Barnardo’s polled adults and children to find out what they thought the main forms of communication will be in 2049.

Joe Lepper | 23rd Sep 19

Holograms and body implants will become a major way young people communicate within the next 30 years, according to the results of a charity survey.

The poll by children’s charity Barnardo’s asked for more than 3,000 people’s views on how they think young people will interact in 30 years time.

This found that only 9% of adults and 13%of children polled think that young people will still write messages to each other in 2049.

> See also: Five UK charities making the most of digital communications in 2019

Instead holograms for communication was cited by 39% of children and 28%of adults polled.

Body and brain implants as a way of communicating was mentioned by 31% of young people and 22% of adults.

Those surveyed are also predicting that a new language involving emojis will emerge by 2049, cited by a fifth of adults and a quarter of young people.
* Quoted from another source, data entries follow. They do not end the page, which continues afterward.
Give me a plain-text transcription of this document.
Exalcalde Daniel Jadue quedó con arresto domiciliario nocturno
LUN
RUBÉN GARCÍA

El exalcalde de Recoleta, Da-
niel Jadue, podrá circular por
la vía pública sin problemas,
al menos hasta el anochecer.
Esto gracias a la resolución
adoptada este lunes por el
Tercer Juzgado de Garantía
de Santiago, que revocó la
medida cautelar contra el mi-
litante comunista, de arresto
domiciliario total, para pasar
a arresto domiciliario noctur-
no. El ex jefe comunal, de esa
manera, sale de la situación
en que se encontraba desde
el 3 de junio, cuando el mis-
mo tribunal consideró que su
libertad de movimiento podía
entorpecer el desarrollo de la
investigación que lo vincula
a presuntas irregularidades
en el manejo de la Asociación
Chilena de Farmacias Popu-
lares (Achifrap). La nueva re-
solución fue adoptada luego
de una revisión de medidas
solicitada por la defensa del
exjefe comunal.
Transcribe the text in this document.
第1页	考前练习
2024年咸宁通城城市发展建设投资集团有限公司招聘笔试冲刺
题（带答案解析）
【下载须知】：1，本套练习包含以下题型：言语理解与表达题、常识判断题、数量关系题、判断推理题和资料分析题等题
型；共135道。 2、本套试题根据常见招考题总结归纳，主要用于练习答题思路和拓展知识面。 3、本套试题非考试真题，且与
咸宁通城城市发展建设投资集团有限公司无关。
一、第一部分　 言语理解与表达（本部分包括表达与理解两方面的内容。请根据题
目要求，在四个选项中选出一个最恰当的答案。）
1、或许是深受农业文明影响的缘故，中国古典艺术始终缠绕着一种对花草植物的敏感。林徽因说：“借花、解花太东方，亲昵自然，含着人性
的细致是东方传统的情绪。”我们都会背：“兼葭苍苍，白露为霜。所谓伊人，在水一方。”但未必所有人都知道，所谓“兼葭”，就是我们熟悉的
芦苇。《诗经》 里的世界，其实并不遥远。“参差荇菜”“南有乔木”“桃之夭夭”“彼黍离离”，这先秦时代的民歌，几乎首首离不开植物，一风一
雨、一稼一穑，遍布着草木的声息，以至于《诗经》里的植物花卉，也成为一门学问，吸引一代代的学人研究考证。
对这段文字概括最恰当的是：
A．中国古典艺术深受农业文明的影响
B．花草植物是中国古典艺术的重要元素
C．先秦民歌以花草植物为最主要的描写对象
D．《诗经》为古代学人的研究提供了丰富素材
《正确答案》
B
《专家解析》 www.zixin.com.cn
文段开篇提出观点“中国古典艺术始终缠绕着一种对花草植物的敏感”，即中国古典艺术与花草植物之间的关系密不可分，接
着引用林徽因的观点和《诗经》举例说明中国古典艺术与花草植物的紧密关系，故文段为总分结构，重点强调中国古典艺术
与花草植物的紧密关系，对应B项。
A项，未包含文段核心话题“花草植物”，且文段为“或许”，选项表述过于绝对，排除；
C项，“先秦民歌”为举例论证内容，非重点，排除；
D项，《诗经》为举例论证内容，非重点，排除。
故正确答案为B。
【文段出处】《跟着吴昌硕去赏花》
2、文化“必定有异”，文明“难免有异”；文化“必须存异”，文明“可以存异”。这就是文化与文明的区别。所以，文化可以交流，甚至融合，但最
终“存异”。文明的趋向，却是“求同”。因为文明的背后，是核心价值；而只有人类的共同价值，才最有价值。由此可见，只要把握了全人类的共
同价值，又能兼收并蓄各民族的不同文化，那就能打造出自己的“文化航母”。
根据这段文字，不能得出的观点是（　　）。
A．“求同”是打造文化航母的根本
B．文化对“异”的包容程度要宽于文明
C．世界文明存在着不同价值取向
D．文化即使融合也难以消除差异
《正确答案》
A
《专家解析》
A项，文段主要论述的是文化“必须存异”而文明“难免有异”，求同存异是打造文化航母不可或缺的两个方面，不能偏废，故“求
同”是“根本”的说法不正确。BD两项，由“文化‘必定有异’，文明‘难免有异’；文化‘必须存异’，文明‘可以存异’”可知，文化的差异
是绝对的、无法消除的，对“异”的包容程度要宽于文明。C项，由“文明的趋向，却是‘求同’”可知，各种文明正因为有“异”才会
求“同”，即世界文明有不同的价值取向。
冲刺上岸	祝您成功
Smart watches and augmented reality glasses will also increase as a communication tool, say respondents.

 

Online protection

The survey findings have been released to coincide with a report by Barnardo’s called Generation Digital, which calls for better legal protection for children online.

It has also been timed to coincide with the 30th anniversary of the World Wide Web.

The survey also found that almost all adults surveyed (83%) believe that young people are at risk online from dangers such as bullying, grooming and exploitation.

The charity wants schools and families to be better supported in teaching children about online safety.

> See also: How charities are joining the fight to keep children safe online

Children’s views also need to be taken into account when developing policy on digital technology, says Barnardo’s.

Barnardo’s Chief Executive, Javed Khan said: “In the last 30 years the way children and adults communicate has changed beyond recognition, so it’s no surprise that in the next 30 years we are headed towards the stuff of science fiction.

“The internet and new technologies have transformed how young people learn, play and communicate – but it’s also created new risks to children’s safety and wellbeing.

“Our laws and systems must keep pace with technological change so we can protect children effectively on and offline.

“This requires urgent changes today – like regulating the internet and giving children the skills to stay safe – but also a longer-term commitment from Government, charities, industry, and other partners, to put children first in an ever-changing digital world.”